It's true that almost everything is currently based on the advertising model but I think it just holds back competition and progress.
This is just an incredibly vague platitude though. Without advertising they’d innovate ways to generate cash? From where? From who?
Competition and progress, that’s who!
Okay first off, I did not say the "I" word. I don't know what I did to receive that accusation, but I'm sorry.
My argument against advertising is just that the math doesn't make sense for consumers. If Google or Facebook or whoever make a $1 per click, then that's because you ended up clicking the ad and buying something that was much more than a $1. So that just seems wasteful from an economic perspective.
As far as alternatives, there are subscription models such as Spotify, where users in the paid tier don't have any ads or limitations. Another thing Spotify used to do is they had a peer-to-peer infrastructure which lowered their hosting burden. One option is to make that an opt-in type of thing to reduce your subscription cost but bandwidth wasn't the main cost Spotify had anyways.

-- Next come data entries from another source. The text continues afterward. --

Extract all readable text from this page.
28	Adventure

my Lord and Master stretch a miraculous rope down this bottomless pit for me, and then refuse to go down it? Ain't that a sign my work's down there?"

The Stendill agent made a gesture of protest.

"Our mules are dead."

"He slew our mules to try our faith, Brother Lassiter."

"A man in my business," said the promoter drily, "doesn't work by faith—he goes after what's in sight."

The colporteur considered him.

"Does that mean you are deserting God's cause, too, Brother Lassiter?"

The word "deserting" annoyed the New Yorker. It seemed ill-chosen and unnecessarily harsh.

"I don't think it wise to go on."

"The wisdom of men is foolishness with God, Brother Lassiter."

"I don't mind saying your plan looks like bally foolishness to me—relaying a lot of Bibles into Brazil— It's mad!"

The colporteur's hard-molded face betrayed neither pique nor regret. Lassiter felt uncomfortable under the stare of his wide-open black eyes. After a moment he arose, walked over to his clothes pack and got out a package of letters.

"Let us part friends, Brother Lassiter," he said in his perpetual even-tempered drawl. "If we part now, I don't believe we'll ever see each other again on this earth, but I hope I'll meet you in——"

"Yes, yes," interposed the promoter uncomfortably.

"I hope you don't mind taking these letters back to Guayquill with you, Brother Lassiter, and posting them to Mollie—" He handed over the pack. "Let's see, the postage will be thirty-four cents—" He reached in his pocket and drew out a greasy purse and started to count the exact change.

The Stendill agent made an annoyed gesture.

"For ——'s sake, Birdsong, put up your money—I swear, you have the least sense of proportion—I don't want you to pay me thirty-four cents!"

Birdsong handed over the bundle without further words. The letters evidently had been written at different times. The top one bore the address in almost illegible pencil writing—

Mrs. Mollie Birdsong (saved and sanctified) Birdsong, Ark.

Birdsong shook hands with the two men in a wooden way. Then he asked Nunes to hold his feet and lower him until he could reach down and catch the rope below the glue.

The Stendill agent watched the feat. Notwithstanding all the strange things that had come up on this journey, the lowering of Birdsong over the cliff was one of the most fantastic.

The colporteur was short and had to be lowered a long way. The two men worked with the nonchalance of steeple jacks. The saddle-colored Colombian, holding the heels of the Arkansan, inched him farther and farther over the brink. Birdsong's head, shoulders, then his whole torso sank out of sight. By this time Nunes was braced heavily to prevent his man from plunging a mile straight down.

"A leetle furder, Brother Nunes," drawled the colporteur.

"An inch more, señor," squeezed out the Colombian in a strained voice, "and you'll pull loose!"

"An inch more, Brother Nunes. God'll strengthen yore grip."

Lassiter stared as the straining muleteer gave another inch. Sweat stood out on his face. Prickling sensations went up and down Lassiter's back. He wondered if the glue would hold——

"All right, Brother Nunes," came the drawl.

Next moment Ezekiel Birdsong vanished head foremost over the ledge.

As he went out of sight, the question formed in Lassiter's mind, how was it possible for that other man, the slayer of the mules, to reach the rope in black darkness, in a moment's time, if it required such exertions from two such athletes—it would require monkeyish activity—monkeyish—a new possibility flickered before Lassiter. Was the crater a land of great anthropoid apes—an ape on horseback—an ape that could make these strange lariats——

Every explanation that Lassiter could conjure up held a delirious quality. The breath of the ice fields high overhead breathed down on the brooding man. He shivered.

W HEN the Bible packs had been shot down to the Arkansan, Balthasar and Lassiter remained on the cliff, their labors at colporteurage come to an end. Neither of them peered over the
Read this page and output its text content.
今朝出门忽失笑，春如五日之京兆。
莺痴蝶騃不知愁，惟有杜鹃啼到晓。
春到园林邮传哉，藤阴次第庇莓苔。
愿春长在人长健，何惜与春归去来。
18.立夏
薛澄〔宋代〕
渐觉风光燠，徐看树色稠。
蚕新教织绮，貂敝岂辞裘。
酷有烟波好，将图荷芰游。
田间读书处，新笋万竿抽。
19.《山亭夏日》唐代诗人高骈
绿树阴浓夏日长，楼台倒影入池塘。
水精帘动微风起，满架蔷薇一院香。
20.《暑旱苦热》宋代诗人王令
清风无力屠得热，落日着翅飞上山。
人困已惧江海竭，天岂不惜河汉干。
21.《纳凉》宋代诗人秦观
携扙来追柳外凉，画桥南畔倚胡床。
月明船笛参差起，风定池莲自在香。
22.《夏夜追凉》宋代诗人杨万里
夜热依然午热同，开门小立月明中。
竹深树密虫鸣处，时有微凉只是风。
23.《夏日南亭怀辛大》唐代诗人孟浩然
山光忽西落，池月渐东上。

One example I can think of is for Yelp. Currently, businesses pay to get higher on the page in the sponsored results section. An alternative is to pay for analysis and feedback on the important factors affecting their reviews (EG: a spedific waiter sucks or they did bait & switch on the price) so the business can figure out how to reduce their negatives. Yelp is the one that tracks how you flip through search results, which reviews you stop and spend more time reading, and ultimately which business you end up choosing based on pressing the button to get directions to the business. Obviously, that's more complicated than throwing an ad on the screen but at least it doesn't leave you vulnerable to a user figuring out how ublock is spelled.